Profile of Iran’s Next President
Repression is his middle name. Meet Ali Larijani, a former commander of the fire-eating Revolutionary Guards and veteran basher of the West, propagandist extraordinaire, master of subversion and fervent advocate of radical confrontation with the Islamic republic’s adversaries.
DEBKA-Net-Weekly’s Iranian sources reveal that this week, supreme leader Ayatollah Ali Khamenei and his close advisers tapped Larijani as Iran’s next president.
Our Iran experts predict that if elected, he will sharply scale up Iran’s subversive activities, particularly in the Persian Gulf and the Arab world. His tendency will be to add fire to Tehran’s controversy with Washington over its nuclear program. To this end, Larijani will try and sweet-talk the Europeans into a parting of the ways with Americans on policies toward his country.
His pedigree is impressive.
Although a secular hardliner himself, he is the son of Grand Ayatollah Hashem Amoli, an esteemed teacher in the clerical academies of the Shiite holy cities of Najaf, Iraq, and Qom, Iran. Larijani is married to the daughter of another grand ayatollah Motahari, one of the most radical figures of the 1979 Islamic revolution, who was assassinated in the first year of its eruption.
Family ties aside, Larijani, 47, is the kind of bully the hard men of Tehran have need of to raise the stakes in fighting the West’s campaign to stop Iran from building nuclear weapons. The candidate gained notoriety for mounting campaigns of repression and assassination against dissidents. As head of the Iranian broadcasting corporation from 1994 to 2004, he clamped a heavy censorship lid down on domestic reformist politicians, including state radio and TV coverage of the outgoing president Ali Khatami’s campaign as a reformist.
As soon as his candidacy is publicly announced, other contenders will most likely step aside. Former president Ali Akbar Hashemi Rafsanjani, chairman of the powerful expediency council, for instance, was told bluntly by Khamenei to get out of the race.
The fundamentalist camp is divided and has not yet announced its presidential candidate.
But Maryam Behrouzi, the leader of the Zeynab women’s faction confirmed that Larijani has the support of 10 women’s organizations.
Three new TV stations to propagandize exiles
Larijani brings some academic credentials to the job, according to DEBKA-Net-Weekly‘s Iran experts.
A mathematics and computer student at Sharif University in Tehran, he switched majors on the advice of his father-in-law – a close friend of the Islamic republic’s founder, Ayatollah Ruhollah Khomeini – and took a doctorate in Western philosophy. He now serves on the board of trustees of a number of Iranian universities and research centers and lectures at Tehran University. At 22, his powerful father-in-law got him a job at the Iranian broadcasting authority. He was swiftly promoted to director of overseas broadcasting and the official IRNA news agency.

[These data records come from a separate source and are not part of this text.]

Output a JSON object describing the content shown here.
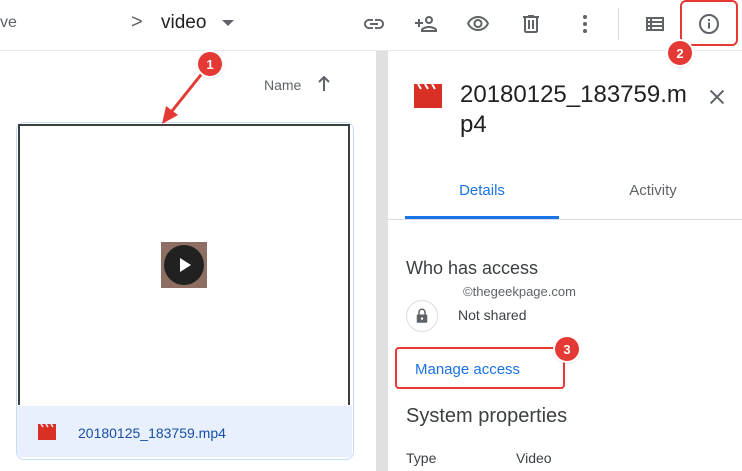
{
  "breadcrumb": {
    "previous_fragment": "ve",
    "separator": ">",
    "current_folder": "video"
  },
  "toolbar": {
    "icons": [
      "link-icon",
      "share-icon",
      "preview-icon",
      "trash-icon",
      "more-vert-icon",
      "list-view-icon",
      "info-icon"
    ]
  },
  "list": {
    "sort_label": "Name",
    "file": {
      "name": "20180125_183759.mp4",
      "icon": "video-file-icon"
    }
  },
  "details": {
    "title": "20180125_183759.mp4",
    "tabs": [
      {
        "label": "Details",
        "active": true
      },
      {
        "label": "Activity",
        "active": false
      }
    ],
    "who_has_access_heading": "Who has access",
    "watermark": "©thegeekpage.com",
    "sharing_status": "Not shared",
    "manage_access_label": "Manage access",
    "system_properties_heading": "System properties",
    "properties": [
      {
        "key": "Type",
        "value": "Video"
      }
    ]
  },
  "annotations": {
    "step1": "1",
    "step2": "2",
    "step3": "3"
  },
  "colors": {
    "accent": "#1a73e8",
    "annotation_red": "#e53935",
    "video_icon_red": "#d93025",
    "selection_bg": "#e8f0fe"
  }
}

This was the time of the Iran-Iraq war. Khomeini was also contending with bloody clashes between his disciples and secular groups who demanded a share in government. Larijani gave the ruler the support of a propaganda war against his enemies.
From 1982 to 1991, Larijani was deputy labor minister, deputy communications minister and deputy minister for the Revolutionary Guards, filling in as their commander. In 1991, he was appointed minister of culture and Islamic instruction and three years later director of the state broadcasting authority.
In his 10 years at that post, Larijani expanded the authority’s overseas propaganda broadcasts. Before he took over, Iran had only two television networks, one of which broadcast for only seven hours a day, and two television stations. When he left the job a year ago, Iran had seven television channels, eight national radio networks, 30 regional radio networks and 24 region television networks. He also set up three television stations for overseas broadcasts to Iranians exiles
At the same time, Larijani poured Iranian electronic propaganda into the Muslim world and beyond. He established two television channels, called Sahar, which broadcast Shiite religious programs and pro-Iranian propaganda in 10 languages.
He also founded the Arabic language al-Aalam TV channel that seeks to compete with the popular al-Jazeera, and sends funds to the Lebanese Hizballah al-Menar TV station.